The draft Registration of Overseas Entities Bill aims to increase the transparency of information about who really owns land in the United Kingdom. It will establish a publicly accessible Register of the beneficial owners of overseas entities purchasing land, and of those who already own land. Beneficial owners are the individuals who ultimately profit from the overseas entities’ investment. Such entities will be required to enter their beneficial ownership information with Companies House. If they are deemed “non-compliant”—if they fail to enter the necessary information when registering, or if they fail to register at all—they will face sanctions.
In this report we assess whether the draft Bill is likely to achieve its aim. We have concluded that in general terms, the Bill is timely, worthwhile, and, in large part, well drafted. But we believe that the legislation will be improved—and will be more likely to achieve the Government’s stated objectives—if our conclusions and recommendations are accepted.
We are concerned, for example, that trusts could be used to circumvent the draft Bill’s obligation on entities to register. The Government told us that the provisions of the Fifth EU Anti-Money Laundering Directive would be applied in the UK whether or not the UK leaves the European Union with a deal, and that the UK’s implementation of the Directive would aim to close the trusts loophole. The Directive must be transposed into UK law by January 2020. Given the significant congruence between the Directive and the draft Bill, the Government has an important opportunity to introduce both measures simultaneously. The Government should therefore not tarry in implementing this draft legislation. And it must exercise great care in ensuring that trusts do not slip into any gaps between the two frameworks.
The Government plans to introduce the Bill to Parliament later in 2019, and to launch the Register in 2021. The Register will work alongside other anti-money laundering measures. These measures include the People with Significant Control (PSC) register, unexplained wealth orders, and suspicious activity reports. The proposed Register is an important piece of the anti-money laundering jigsaw, but it is only one piece. We recommend that the percentage of ownership thresholds that the draft Bill uses to define beneficial ownership, as well as the definition of what it means to have “significant influence or control” over an entity, must therefore reflect those used in the PSC framework. Such an approach should avoid unnecessary administrative burdens on users, and promote the coherence and efficacy of the two registers.
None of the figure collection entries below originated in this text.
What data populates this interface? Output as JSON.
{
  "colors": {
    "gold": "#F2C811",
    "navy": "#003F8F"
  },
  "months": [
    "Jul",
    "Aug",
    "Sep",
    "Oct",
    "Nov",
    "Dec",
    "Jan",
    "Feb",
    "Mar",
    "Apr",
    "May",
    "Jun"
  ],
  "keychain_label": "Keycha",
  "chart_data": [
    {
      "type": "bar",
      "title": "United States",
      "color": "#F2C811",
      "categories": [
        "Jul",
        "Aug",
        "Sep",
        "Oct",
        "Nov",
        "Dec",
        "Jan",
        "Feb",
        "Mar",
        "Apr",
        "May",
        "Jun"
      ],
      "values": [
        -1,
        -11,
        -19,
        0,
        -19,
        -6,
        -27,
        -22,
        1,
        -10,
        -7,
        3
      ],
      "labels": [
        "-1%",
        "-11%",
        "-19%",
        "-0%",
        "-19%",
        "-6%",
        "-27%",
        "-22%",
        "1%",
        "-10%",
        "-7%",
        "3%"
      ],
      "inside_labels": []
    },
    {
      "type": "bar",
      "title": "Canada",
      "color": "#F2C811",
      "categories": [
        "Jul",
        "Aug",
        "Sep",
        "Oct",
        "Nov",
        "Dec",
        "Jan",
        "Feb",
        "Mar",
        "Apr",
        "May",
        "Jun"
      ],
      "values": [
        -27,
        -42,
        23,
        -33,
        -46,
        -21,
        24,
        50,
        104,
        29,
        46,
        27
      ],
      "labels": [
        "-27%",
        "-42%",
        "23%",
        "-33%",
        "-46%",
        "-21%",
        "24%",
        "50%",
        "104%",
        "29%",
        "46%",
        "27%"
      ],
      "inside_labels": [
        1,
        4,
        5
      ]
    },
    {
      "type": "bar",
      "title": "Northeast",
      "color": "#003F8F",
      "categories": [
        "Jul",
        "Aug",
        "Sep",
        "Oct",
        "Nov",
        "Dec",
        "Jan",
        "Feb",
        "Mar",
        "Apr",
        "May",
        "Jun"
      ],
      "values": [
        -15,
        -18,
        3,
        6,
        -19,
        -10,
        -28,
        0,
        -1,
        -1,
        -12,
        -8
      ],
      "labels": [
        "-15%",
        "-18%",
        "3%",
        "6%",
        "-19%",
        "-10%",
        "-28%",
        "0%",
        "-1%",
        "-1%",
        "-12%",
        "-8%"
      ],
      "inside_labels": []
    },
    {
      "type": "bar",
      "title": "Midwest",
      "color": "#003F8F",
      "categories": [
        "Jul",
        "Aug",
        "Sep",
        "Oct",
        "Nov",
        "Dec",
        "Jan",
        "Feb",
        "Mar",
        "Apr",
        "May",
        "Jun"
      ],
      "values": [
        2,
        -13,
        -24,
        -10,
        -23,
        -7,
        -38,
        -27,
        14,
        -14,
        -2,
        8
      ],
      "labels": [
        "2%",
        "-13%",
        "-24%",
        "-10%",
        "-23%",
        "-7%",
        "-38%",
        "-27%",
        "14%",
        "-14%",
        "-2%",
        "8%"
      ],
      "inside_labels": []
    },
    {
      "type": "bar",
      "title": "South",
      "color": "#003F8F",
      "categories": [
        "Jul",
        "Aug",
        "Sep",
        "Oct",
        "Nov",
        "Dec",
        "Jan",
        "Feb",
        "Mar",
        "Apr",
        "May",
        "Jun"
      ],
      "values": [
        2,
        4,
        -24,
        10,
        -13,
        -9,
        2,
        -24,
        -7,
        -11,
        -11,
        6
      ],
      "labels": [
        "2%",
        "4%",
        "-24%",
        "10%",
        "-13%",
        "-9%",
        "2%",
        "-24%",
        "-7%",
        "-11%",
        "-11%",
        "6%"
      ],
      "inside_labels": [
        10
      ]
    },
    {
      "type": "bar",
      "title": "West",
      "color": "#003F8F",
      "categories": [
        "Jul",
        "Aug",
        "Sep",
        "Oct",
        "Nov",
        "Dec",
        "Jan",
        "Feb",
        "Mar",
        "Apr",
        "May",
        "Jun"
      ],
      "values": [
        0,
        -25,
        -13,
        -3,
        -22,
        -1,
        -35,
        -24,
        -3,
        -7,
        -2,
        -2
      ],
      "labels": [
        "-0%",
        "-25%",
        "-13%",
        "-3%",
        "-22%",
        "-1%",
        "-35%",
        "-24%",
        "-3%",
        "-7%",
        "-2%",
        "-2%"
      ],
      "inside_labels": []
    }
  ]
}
The draft Bill proposes powers to exempt certain entities from the requirement to register. Such powers would give exemptions not only from the requirement to publish beneficial ownership information, but also from providing that information to Companies House. The Government should consider introducing a new clause to protect only the information registered by certain types of entities—such as foreign governments—from public disclosure. And it should publish, in an annual Written Statement, the number of occasions when such exemptions are used.
The report argues that the efficacy of the proposed Register will be damaged should it not be kept up-to-date. We therefore suggest that, as well as a requirement to update information once a year, vendors should update information about a proposed transaction before it takes place. This will capture information at the point where any potential money laundering might occur.
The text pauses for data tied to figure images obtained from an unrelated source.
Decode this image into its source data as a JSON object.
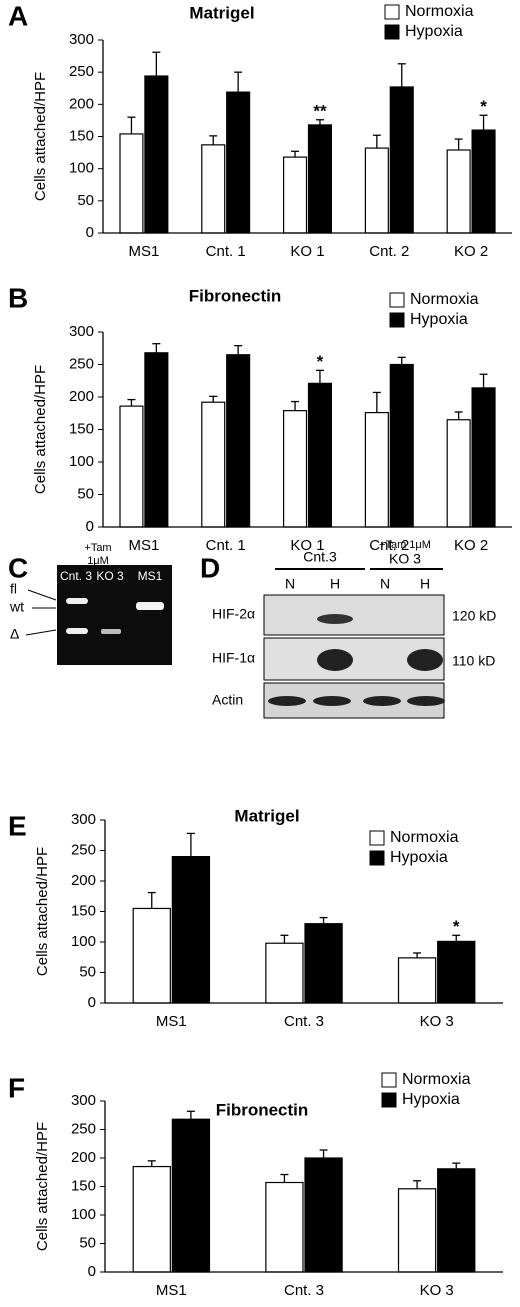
{
  "chart_data": [
    {
      "type": "bar",
      "panel_label": "A",
      "title": "Matrigel",
      "y_label": "Cells attached/HPF",
      "categories": [
        "MS1",
        "Cnt. 1",
        "KO 1",
        "Cnt. 2",
        "KO 2"
      ],
      "series": [
        {
          "name": "Normoxia",
          "color": "#ffffff",
          "values": [
            154,
            137,
            118,
            132,
            129
          ],
          "errors": [
            26,
            14,
            9,
            20,
            17
          ]
        },
        {
          "name": "Hypoxia",
          "color": "#000000",
          "values": [
            244,
            219,
            168,
            227,
            160
          ],
          "errors": [
            37,
            31,
            8,
            36,
            23
          ]
        }
      ],
      "annotations": [
        {
          "text": "**",
          "category": "KO 1"
        },
        {
          "text": "*",
          "category": "KO 2"
        }
      ],
      "ylim": [
        0,
        300
      ],
      "yticks": [
        0,
        50,
        100,
        150,
        200,
        250,
        300
      ]
    },
    {
      "type": "bar",
      "panel_label": "B",
      "title": "Fibronectin",
      "y_label": "Cells attached/HPF",
      "categories": [
        "MS1",
        "Cnt. 1",
        "KO 1",
        "Cnt. 2",
        "KO 2"
      ],
      "series": [
        {
          "name": "Normoxia",
          "color": "#ffffff",
          "values": [
            186,
            192,
            179,
            176,
            165
          ],
          "errors": [
            10,
            9,
            14,
            31,
            12
          ]
        },
        {
          "name": "Hypoxia",
          "color": "#000000",
          "values": [
            268,
            265,
            221,
            250,
            214
          ],
          "errors": [
            14,
            14,
            20,
            11,
            21
          ]
        }
      ],
      "annotations": [
        {
          "text": "*",
          "category": "KO 1"
        }
      ],
      "ylim": [
        0,
        300
      ],
      "yticks": [
        0,
        50,
        100,
        150,
        200,
        250,
        300
      ]
    },
    {
      "type": "bar",
      "panel_label": "E",
      "title": "Matrigel",
      "y_label": "Cells attached/HPF",
      "categories": [
        "MS1",
        "Cnt. 3",
        "KO 3"
      ],
      "series": [
        {
          "name": "Normoxia",
          "color": "#ffffff",
          "values": [
            155,
            98,
            74
          ],
          "errors": [
            26,
            13,
            8
          ]
        },
        {
          "name": "Hypoxia",
          "color": "#000000",
          "values": [
            240,
            130,
            101
          ],
          "errors": [
            38,
            10,
            10
          ]
        }
      ],
      "annotations": [
        {
          "text": "*",
          "category": "KO 3"
        }
      ],
      "ylim": [
        0,
        300
      ],
      "yticks": [
        0,
        50,
        100,
        150,
        200,
        250,
        300
      ]
    },
    {
      "type": "bar",
      "panel_label": "F",
      "title": "Fibronectin",
      "y_label": "Cells attached/HPF",
      "categories": [
        "MS1",
        "Cnt. 3",
        "KO 3"
      ],
      "series": [
        {
          "name": "Normoxia",
          "color": "#ffffff",
          "values": [
            185,
            157,
            146
          ],
          "errors": [
            10,
            14,
            14
          ]
        },
        {
          "name": "Hypoxia",
          "color": "#000000",
          "values": [
            268,
            200,
            181
          ],
          "errors": [
            14,
            14,
            10
          ]
        }
      ],
      "ylim": [
        0,
        300
      ],
      "yticks": [
        0,
        50,
        100,
        150,
        200,
        250,
        300
      ]
    }
  ],
  "gels": {
    "c": {
      "panel_label": "C",
      "treatment": [
        "+Tam",
        "1μM"
      ],
      "lanes": [
        "Cnt. 3",
        "KO 3",
        "MS1"
      ],
      "bands": [
        "fl",
        "wt",
        "Δ"
      ]
    },
    "d": {
      "panel_label": "D",
      "group1": "Cnt.3",
      "group2": [
        "+Tam 1μM",
        "KO 3"
      ],
      "lanes": [
        "N",
        "H",
        "N",
        "H"
      ],
      "rows": [
        "HIF-2α",
        "HIF-1α",
        "Actin"
      ],
      "sizes": [
        "120 kD",
        "110 kD"
      ]
    }
  }
}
We are also concerned that the proposals lack verification checks to deter criminals wishing to submit false information. Without such checks, the draft Bill risks failing in its central policy aim: to provide a reliable and transparent record of the beneficial ownership information of overseas entities investing in the UK property market. But a workable verification mechanism could, for example, delegate verification responsibilities to Companies House or regulated professionals.
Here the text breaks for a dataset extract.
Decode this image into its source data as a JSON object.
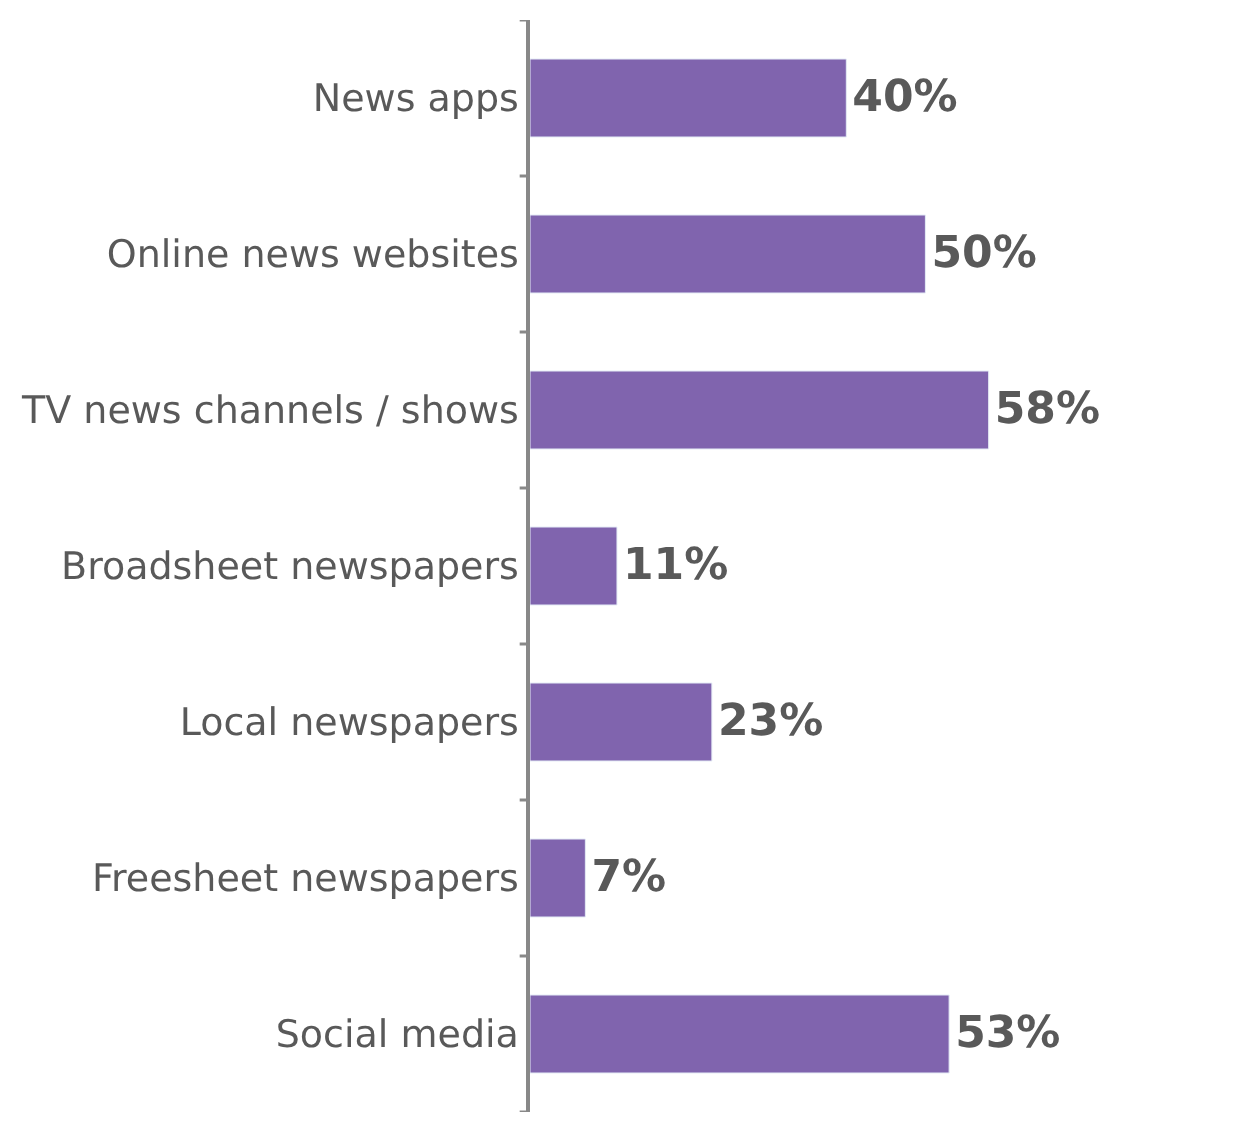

We recognise that there will inevitably be hurdles to enforcement and that the purpose of the legislation is to deter significantly the use of UK property for money laundering. However, effective sanctions are also required. In this context, civil penalties may well be easier than criminal sanctions to enforce abroad, and against land or other assets in the UK. Furthermore, they could be backed up by criminal sanctions for non-payment.
Provided that the Government takes our recommendations into account, we are satisfied that the overall effect of the draft Bill on the UK property market will be beneficial for those involved in land transactions. But the Government should continue to consult with the public as it implements the legislation, and communicate clearly to individuals and entities about how they may be affected by its provisions.